Grandes marées : un tournant dans la gestion du territoire
Dossier spécial, 15 ans plus tard
Les grandes marées de 2010 ont provoqué une transformation profonde dans la façon dont les municipalités côtières abordent aujourd’hui l’aménagement du territoire.
Avant cette catastrophe, la MRC de La Mitis imposait une distance minimale de seulement 9 mètres entre une nouvelle construction et la ligne des hautes eaux. En se basant sur les données fournies par la Chaire de recherche en géoscience côtière de l’Université du Québec à Rimouski (UQAR), cette marge atteint désormais 42 mètres dans certains secteurs.
Ce resserrement spectaculaire des normes découle d’une meilleure compréhension du territoire. Les chercheurs de l’UQAR ont comparé des photographies aériennes des années 1940 à nos jours, qui ont révélé que la côte régresse progressivement.

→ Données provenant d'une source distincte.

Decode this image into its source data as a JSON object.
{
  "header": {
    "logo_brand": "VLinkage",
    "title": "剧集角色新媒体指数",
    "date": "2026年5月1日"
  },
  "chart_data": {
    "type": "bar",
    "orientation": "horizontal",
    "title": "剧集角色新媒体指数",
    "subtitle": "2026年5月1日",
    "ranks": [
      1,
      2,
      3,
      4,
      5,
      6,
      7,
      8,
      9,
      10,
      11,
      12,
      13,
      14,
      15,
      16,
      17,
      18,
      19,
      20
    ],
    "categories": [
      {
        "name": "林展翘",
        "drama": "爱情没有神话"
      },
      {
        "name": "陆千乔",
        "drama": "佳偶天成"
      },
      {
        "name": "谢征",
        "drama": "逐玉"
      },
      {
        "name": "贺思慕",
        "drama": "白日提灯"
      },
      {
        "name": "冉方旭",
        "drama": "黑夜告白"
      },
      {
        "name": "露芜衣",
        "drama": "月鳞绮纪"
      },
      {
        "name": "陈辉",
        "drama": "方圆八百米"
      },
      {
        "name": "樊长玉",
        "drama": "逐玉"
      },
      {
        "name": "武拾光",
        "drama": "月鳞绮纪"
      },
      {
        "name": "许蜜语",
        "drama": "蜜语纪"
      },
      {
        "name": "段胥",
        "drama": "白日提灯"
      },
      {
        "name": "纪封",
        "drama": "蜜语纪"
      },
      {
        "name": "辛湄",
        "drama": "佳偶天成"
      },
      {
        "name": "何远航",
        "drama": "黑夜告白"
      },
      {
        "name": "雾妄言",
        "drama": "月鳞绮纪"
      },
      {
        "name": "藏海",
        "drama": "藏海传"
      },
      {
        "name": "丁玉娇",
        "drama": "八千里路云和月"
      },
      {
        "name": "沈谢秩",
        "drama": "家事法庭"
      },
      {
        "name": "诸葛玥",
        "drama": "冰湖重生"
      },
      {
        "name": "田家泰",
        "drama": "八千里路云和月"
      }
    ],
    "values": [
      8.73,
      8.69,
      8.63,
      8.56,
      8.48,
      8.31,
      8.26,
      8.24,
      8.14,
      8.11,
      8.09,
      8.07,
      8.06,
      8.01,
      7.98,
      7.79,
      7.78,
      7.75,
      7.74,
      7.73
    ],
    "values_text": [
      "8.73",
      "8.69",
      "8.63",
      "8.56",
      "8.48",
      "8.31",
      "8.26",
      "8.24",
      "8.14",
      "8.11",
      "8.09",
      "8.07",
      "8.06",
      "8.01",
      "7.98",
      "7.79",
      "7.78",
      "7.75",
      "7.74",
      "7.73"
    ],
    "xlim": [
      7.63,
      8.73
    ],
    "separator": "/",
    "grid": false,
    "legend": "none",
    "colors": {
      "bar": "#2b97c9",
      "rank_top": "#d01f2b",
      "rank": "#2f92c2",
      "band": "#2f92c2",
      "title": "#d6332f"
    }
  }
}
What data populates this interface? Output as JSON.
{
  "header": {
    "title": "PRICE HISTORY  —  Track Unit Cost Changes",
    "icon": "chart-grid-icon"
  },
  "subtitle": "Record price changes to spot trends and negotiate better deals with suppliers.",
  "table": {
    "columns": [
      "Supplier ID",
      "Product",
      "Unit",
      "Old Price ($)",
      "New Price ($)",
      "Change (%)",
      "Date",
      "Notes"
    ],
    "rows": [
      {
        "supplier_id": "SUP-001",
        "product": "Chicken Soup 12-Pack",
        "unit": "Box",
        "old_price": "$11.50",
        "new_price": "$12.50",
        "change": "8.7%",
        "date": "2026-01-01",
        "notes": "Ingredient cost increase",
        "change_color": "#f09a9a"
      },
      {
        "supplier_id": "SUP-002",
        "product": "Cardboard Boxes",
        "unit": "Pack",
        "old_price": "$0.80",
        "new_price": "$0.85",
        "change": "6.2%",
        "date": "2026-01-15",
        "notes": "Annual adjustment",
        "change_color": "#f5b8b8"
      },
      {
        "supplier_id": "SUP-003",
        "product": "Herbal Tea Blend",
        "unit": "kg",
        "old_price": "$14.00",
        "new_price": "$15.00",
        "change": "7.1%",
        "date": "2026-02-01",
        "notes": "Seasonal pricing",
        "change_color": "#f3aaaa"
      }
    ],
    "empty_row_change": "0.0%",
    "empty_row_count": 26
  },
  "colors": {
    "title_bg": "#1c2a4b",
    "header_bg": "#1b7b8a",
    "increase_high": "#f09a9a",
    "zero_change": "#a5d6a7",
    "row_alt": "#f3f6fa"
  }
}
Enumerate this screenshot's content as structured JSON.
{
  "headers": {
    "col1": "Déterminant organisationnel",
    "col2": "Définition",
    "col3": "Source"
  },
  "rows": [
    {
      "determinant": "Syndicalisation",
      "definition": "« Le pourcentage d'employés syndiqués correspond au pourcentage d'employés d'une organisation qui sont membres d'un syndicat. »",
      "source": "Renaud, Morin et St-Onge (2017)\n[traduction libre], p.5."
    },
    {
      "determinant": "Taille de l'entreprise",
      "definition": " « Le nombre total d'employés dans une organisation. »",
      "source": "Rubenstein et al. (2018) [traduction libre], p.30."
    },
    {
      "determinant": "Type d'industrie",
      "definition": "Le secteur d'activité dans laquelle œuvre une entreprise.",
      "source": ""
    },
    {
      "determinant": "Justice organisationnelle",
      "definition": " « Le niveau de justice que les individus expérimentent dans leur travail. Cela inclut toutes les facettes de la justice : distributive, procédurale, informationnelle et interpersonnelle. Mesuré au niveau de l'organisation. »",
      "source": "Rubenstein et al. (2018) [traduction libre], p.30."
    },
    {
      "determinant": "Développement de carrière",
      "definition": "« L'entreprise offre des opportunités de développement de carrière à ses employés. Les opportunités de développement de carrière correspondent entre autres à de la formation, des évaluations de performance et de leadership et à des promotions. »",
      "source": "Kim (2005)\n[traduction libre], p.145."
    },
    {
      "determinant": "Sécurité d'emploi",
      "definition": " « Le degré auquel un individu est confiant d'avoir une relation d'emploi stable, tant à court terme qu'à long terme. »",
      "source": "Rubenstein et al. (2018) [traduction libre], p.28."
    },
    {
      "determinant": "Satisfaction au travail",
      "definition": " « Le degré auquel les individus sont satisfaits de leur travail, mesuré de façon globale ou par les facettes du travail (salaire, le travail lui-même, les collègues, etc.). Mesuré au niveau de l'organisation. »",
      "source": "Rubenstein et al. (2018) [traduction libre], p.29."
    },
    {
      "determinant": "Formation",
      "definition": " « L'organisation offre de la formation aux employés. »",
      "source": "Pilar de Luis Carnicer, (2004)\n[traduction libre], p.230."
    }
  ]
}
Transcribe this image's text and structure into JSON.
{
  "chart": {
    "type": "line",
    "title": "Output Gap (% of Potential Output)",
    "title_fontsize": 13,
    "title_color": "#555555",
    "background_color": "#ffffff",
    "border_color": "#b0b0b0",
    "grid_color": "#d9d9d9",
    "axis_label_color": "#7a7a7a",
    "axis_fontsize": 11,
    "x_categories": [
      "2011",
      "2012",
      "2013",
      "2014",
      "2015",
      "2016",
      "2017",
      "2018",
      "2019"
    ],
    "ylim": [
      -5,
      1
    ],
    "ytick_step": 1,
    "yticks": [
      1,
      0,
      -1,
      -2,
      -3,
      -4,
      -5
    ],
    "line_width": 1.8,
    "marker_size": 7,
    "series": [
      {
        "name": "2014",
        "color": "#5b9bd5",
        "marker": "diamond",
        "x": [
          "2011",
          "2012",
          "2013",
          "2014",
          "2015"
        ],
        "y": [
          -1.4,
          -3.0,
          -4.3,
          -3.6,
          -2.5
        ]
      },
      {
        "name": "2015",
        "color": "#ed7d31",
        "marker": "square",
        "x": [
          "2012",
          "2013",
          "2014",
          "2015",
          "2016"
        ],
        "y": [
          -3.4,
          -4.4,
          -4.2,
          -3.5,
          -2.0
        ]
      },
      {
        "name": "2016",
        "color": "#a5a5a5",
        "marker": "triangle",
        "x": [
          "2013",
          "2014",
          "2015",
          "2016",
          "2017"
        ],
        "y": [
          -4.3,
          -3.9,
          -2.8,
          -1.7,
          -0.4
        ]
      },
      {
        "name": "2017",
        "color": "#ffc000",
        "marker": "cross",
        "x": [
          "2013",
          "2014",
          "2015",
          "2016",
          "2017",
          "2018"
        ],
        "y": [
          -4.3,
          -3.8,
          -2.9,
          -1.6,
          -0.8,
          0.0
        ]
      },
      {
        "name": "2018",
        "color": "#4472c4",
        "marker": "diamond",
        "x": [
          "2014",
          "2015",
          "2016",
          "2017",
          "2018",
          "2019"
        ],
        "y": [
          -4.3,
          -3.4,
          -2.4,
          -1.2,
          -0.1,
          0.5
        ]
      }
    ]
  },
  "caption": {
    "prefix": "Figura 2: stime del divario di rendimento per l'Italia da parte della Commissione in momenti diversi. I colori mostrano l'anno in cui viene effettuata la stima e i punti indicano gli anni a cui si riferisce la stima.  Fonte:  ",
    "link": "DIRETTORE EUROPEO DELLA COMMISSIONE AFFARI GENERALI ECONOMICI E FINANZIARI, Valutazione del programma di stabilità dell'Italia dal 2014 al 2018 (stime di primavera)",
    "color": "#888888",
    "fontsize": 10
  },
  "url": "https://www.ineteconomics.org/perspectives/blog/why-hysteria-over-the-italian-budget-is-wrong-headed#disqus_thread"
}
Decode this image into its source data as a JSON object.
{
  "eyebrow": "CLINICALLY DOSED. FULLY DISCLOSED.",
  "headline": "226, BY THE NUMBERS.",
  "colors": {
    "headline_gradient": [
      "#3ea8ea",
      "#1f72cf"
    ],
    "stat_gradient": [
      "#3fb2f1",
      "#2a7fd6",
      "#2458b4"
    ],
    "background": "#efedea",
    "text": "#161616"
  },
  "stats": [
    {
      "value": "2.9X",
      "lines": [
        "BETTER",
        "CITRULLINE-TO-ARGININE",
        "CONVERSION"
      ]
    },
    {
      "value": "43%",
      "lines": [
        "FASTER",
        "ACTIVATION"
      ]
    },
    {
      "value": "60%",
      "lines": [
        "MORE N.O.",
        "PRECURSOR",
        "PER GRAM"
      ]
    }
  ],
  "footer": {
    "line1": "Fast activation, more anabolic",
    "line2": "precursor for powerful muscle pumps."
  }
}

Le recul moyen mesuré lors de la tempête de 2010 a atteint près de 4 mètres, alors que le taux moyen annuel entre 2004 et 2010 était généralement inférieur à 0,2 mètre. Plus de 800 demandes d’avis géomorphologiques ont été adressées au ministère de la Sécurité publique du Québec à la suite de la tempête de 2010.
Sainte-Flavie, « un autre Forillon »
Sainte-Flavie illustre parfaitement cette nouvelle approche préventive. La municipalité a géré une enveloppe de 5,5 M$ octroyée par le ministère de la Sécurité publique pour un projet pilote de déménagement volontaire.

« À Sainte-Flavie, il y a 63 maisons qui ont été enlevées du bord du fleuve, relate Damien Ruest, qui était maire au moment des grandes marées du 6 décembre 2010. On a réussi à en sauver 16. Puis, les autres sont parties au dépotoir. Des citoyens ont été déracinés de force. »
Cette démarche n’a pas été sans conséquence humaine. Sainte-Flavie, qui comptait 946 habitants en 2010, en recensait une centaine de moins une dizaine d’années plus tard.
« Ces gens-là sont partis à Mont-Joli ou à Rimouski, indique monsieur Ruest. C’est quasiment un autre Forillon! »
Monsieur Ruest, qui est le propriétaire du Motel La Mer Veille à Sainte-Flavie, témoigne de cette transformation radicale du paysage : dix de ses voisins sont partis et la municipalité a construit un parc là où se trouvaient autrefois dix propriétés.

Malgré ces changements draconiens, des défis persistent. Plusieurs résidents demeurent dans des zones où aucune nouvelle construction n’est désormais permise, créant une situation paradoxale, où certains vivent dans un territoire jugé trop dangereux pour tout développement futur.